10.1080/15389588.2013.871003

PMID

24433115

Abstract

OBJECTIVE: The objective of active safety systems is to prevent or mitigate collisions. A critical component in the design of active safety systems is the identification of the target population for a proposed system. The target population for an active safety system is that set of crashes that a proposed system could prevent or mitigate. Target crashes have scenarios in which the sensors and algorithms would likely activate. For example, the rear-end crash scenario, where the front of one vehicle contacts another vehicle traveling in the same direction and in the same lane as the striking vehicle, is one scenario for which Forward Collision Warning (FCW) would be most effective in mitigating or preventing. This paper presents a novel set of pre-crash scenarios based upon coded variables from NHTSA's nationally representative crash databases in the U.S. METHODS: Using three databases (NASS/GES, NASS/CDS, FARS, and NMVCCS) the scenarios developed in this study can be used to quantify the number of police reported crashes, seriously injured occupants, and fatalities that are applicable to proposed active safety systems. In this paper, we use the pre-crash scenarios to identify the target populations for FCW, Pedestrian Crash Avoidance Systems (PCAS), Lane Departure Warning (LDW), and Vehicle-to-Vehicle (V2V) or Vehicle-to-Infrastructure (V2I) systems.
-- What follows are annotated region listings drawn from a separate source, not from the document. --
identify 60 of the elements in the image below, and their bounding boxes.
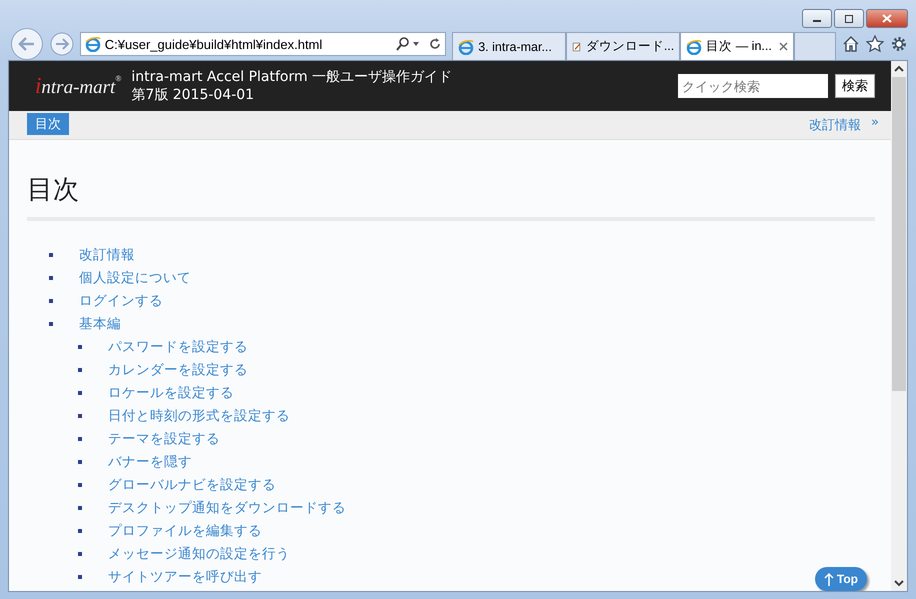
bullet-icon — [49, 322, 53, 326]
toc-link[interactable]: プロファイルを編集する — [108, 522, 262, 540]
arrow-up-icon — [824, 572, 834, 586]
browser-page-icon — [458, 38, 474, 54]
bullet-icon — [78, 506, 82, 510]
toc-link[interactable]: カレンダーを設定する — [108, 360, 248, 378]
toc-link[interactable]: メッセージ通知の設定を行う — [108, 544, 290, 562]
bullet-icon — [78, 528, 82, 532]
top-button[interactable]: Top — [814, 567, 867, 591]
toc-link[interactable]: ロケールを設定する — [108, 384, 234, 402]
address-bar[interactable]: C:¥user_guide¥build¥html¥index.html — [80, 32, 446, 56]
back-button[interactable] — [10, 27, 44, 61]
bullet-icon — [78, 460, 82, 464]
bullet-icon — [78, 482, 82, 486]
bullet-icon — [49, 252, 53, 256]
next-link[interactable]: 改訂情報 — [809, 116, 862, 134]
toc-link[interactable]: ログインする — [79, 292, 163, 310]
search-field[interactable]: クイック検索 — [678, 74, 828, 98]
toc-link[interactable]: 改訂情報 — [79, 246, 135, 264]
guide-title: intra-mart Accel Platform 一般ユーザ操作ガイド — [131, 68, 454, 86]
browser-tab[interactable]: 目次 — in... — [680, 32, 794, 60]
bullet-icon — [78, 552, 82, 556]
browser-page-icon — [84, 36, 101, 52]
edition-text: 第7版 2015-04-01 — [131, 86, 256, 104]
toc-link[interactable]: テーマを設定する — [108, 430, 220, 448]
search-button[interactable]: 検索 — [835, 74, 875, 98]
toc-link[interactable]: デスクトップ通知をダウンロードする — [108, 498, 346, 516]
toc-link[interactable]: グローバルナビを設定する — [108, 476, 276, 494]
close-icon — [882, 14, 892, 23]
bullet-icon — [49, 276, 53, 280]
toc-link[interactable]: 日付と時刻の形式を設定する — [108, 406, 290, 424]
home-icon[interactable] — [842, 35, 860, 53]
toc-link[interactable]: 基本編 — [79, 314, 121, 332]
bullet-icon — [78, 574, 82, 578]
logo[interactable]: intra-mart® — [35, 73, 122, 99]
toc-link[interactable]: サイトツアーを呼び出す — [108, 568, 262, 586]
toc-link[interactable]: パスワードを設定する — [108, 338, 248, 356]
maximize-button[interactable] — [834, 9, 864, 28]
star-icon[interactable] — [866, 35, 884, 53]
next-link[interactable]: » — [871, 115, 879, 130]
bullet-icon — [78, 368, 82, 372]
close-button[interactable] — [866, 9, 908, 28]
bullet-icon — [78, 414, 82, 418]
minimize-button[interactable] — [802, 9, 832, 28]
maximize-icon — [844, 14, 854, 22]
bullet-icon — [78, 390, 82, 394]
bullet-icon — [78, 436, 82, 440]
bullet-icon — [78, 344, 82, 348]
toc-link[interactable]: 目次 — [27, 113, 69, 135]
page-heading: 目次 — [27, 172, 875, 221]
toc-link[interactable]: 個人設定について — [79, 268, 191, 286]
settings-icon[interactable] — [890, 35, 908, 53]
refresh-icon[interactable] — [429, 37, 442, 51]
browser-tab[interactable]: ダウンロード... — [566, 32, 680, 60]
toc-link[interactable]: バナーを隠す — [108, 452, 192, 470]
bullet-icon — [49, 298, 53, 302]
browser-tab[interactable]: 3. intra-mar... — [452, 32, 566, 60]
scrollbar[interactable] — [891, 61, 907, 591]
browser-page-icon — [686, 38, 702, 54]
close-icon[interactable] — [779, 42, 788, 51]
Crash scenarios were derived using pre-crash variables (critical event, accident type, pre-crash movement) present in all three data sources. Results and CONCLUSIONS: This study found that these active safety systems could potentially mitigate approximately 1 in 5 of all severity and serious injury crashes in the U.S., and 26% of fatal crashes. Annually, this corresponds to 1.2 million all severity, 14,353 serious injury (MAIS3+), and 7,412 fatal crashes. In addition, we provide the source code for the crash scenarios as an appendix to this paper so that researchers can use the crash scenarios in future research.